Изданный издательствами «Гелиос» и «Рипол Классик» в 2006 году роман Бернара Вербера «Революция муравьев» является продолжением двух предыдущих романов «Муравьи» и «День муравья». Остроумный французский писатель рассматривает религию с точки зрения традиционно атеистической. Религия возникает вследствие прежде всего незнания. Муравьи не знают, что такое человеческие пальцы, и потому обожествляют их. Но как только выясняется, что же такое эти самые пальцы, их обожествление рассеивается, как дым!
Антиутопия Владимира Сорокина «День опричника» (М.: Захаров, 2006) парадоксальным образом возвращает нас к «Патерику» Кучерской. На протяжении текста персонажи совершают множество дурных поступков, а в финале, опять же словно та самая улыбка чеширского кота, возникает идея мистического торжества православия, но, разумеется, отнюдь не в либеральном варианте!
И возникает чувство, что именно в жанре фантастики сегодня возможен интересный взгляд на религию!
3. И я тоже нет!
В начале октября 2006 года на телевизионном канале «Культура» прошла дискуссия о том, есть ли будущее у атеизма. Результаты не очень утешительные. Сегодня, пожалуй, только патриарх отечественной физики, лауреат Нобелевской премии Виталий Гинзбург осмеливается открыто объявлять себя атеистом! В этом контексте особенно должна быть интересной книга еще одного популярного французского прозаика, Фредерика Бегбедера «Я верую – я тоже нет», представляющая собой диалог священника Жана-Мишеля ди Фалько и разочаровавшегося в вере Бегбедера.

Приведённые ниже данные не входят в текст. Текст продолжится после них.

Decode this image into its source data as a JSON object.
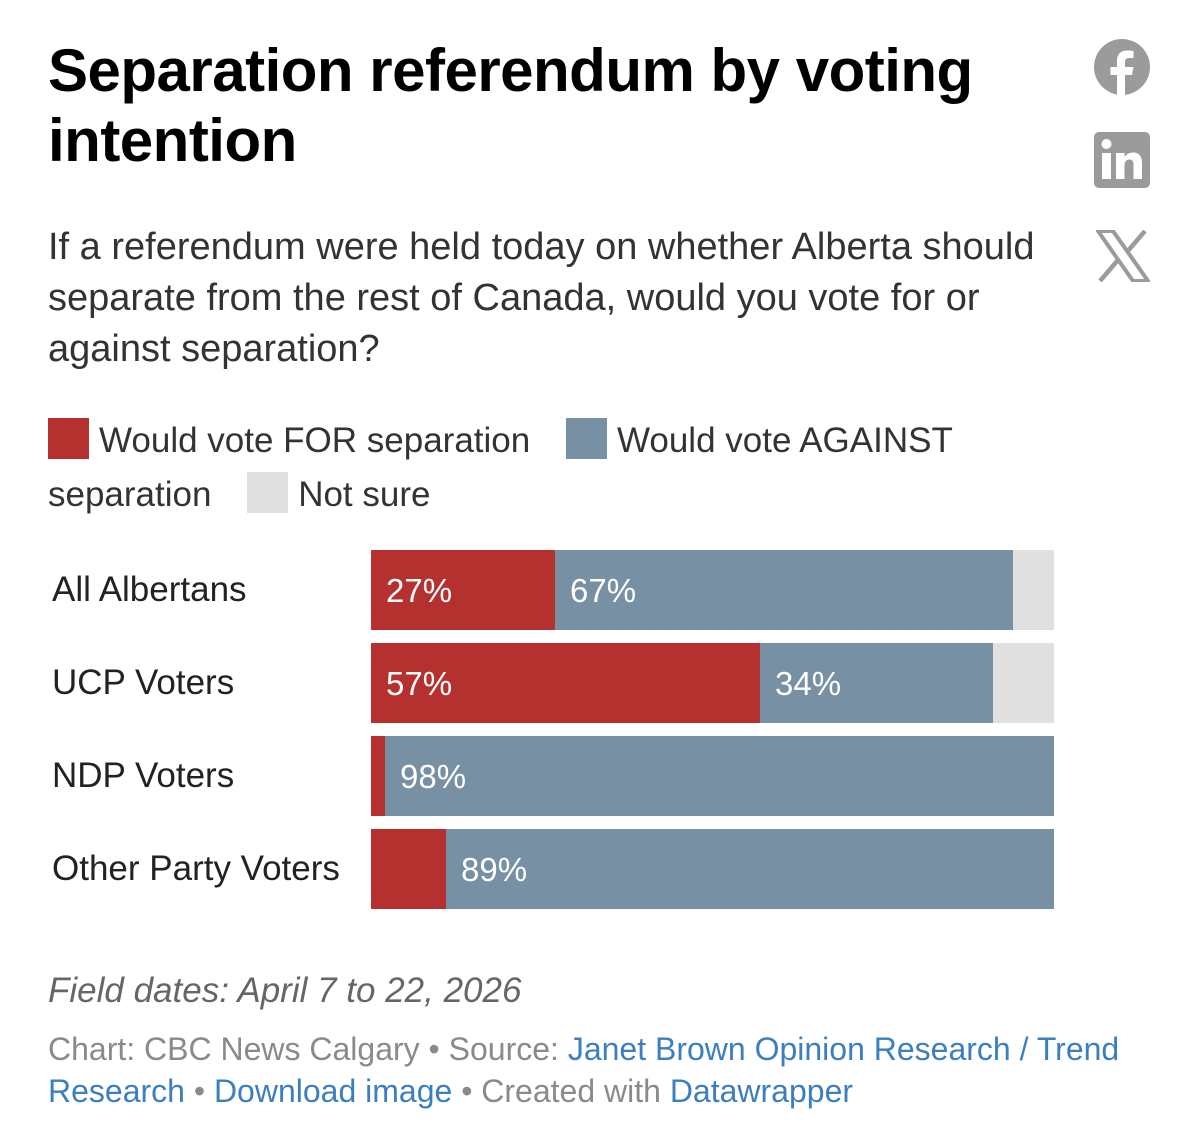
{
  "header": {
    "title": "Separation referendum by voting intention",
    "subtitle": "If a referendum were held today on whether Alberta should separate from the rest of Canada, would you vote for or against separation?"
  },
  "share": {
    "facebook": "facebook-icon",
    "linkedin": "linkedin-icon",
    "x": "x-icon",
    "icon_color": "#9b9b9b"
  },
  "colors": {
    "for": "#b5312f",
    "against": "#7790a4",
    "not_sure": "#e0e0e0"
  },
  "chart_data": {
    "type": "bar",
    "orientation": "horizontal",
    "stacked": true,
    "xlim": [
      0,
      100
    ],
    "categories": [
      "All Albertans",
      "UCP Voters",
      "NDP Voters",
      "Other Party Voters"
    ],
    "series": [
      {
        "name": "Would vote FOR separation",
        "values": [
          27,
          57,
          2,
          11
        ],
        "labels": [
          "27%",
          "57%",
          "",
          ""
        ]
      },
      {
        "name": "Would vote AGAINST separation",
        "values": [
          67,
          34,
          98,
          89
        ],
        "labels": [
          "67%",
          "34%",
          "98%",
          "89%"
        ]
      },
      {
        "name": "Not sure",
        "values": [
          6,
          9,
          0,
          0
        ],
        "labels": [
          "",
          "",
          "",
          ""
        ]
      }
    ],
    "legend_position": "top"
  },
  "notes": "Field dates: April 7 to 22, 2026",
  "footer": {
    "chart_prefix": "Chart: CBC News Calgary",
    "sep": "•",
    "source_prefix": "Source:",
    "source": "Janet Brown Opinion Research / Trend Research",
    "download": "Download image",
    "created_prefix": "Created with",
    "created_tool": "Datawrapper"
  }
}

Название вселяет некую надежду, но знакомство с текстом разочаровывает. Собственно, Бегбедер задает вопросы, которые до него уже множество раз задавали. Например, сакраментальный вопрос о том, почему Бог допускает страшные катастрофы, смерть детей. Ну и что! Уже давно придуманы ответы; например, что Бог, мол, предоставил людям свободу и потому люди сами виноваты в своих бедах! Бегбедер восклицает: «Мне кажется, твой Бог, которого нам представляют в качестве синонима любви, сегодня стал синонимом конфликтов, самоубийств, ненависти, кровопролития, смерти»7 . Возникает странное чувство, будто французский писатель не так хорошо знаком с историей Франции, ничего не знает о Жанне д’Арк, а уж Анатоля Франса точно не читал! Бегбедер бунтует. Но и священник-собеседник не лыком шит, да было бы и странно, если бы он вдруг согласился: да, мол, Бог плохой и поэтому Его нет! Ди Фалько, либеральный священнослужитель, изящно льстит либеральному сознанию, изображая Бога либералом: «Вера не означает слепую покорность. Кто имеет веру, тот не стесняется резко окликать Бога. Леон Блуа, Бернанос, Пеги и другие требуют ответа от Бога, и Ему дороги те, кто вопрошает Его, кто поднимается перед Ним во весь рост…» Да, это вам не игуменья Арсения с ее прямотой, это потоньше будет! Ну и в последней строке Бегбедер делает ответный реверанс: «Да, меня посещают сомнения в том, что Бога нет»8 . И спора-то никакого не было, а был, по сути, взаимообмен комплиментами и псевдовозражениями. Когда Остап Бендер заспорил с ксендзами, имелся предмет спора – автомобиль Козлевича. Для чего затеяли свой диалог ди Фалько и Бегбедер? Для того, чтобы доказать, что в лоне либерализованной религии даже и почти атеисту найдется место?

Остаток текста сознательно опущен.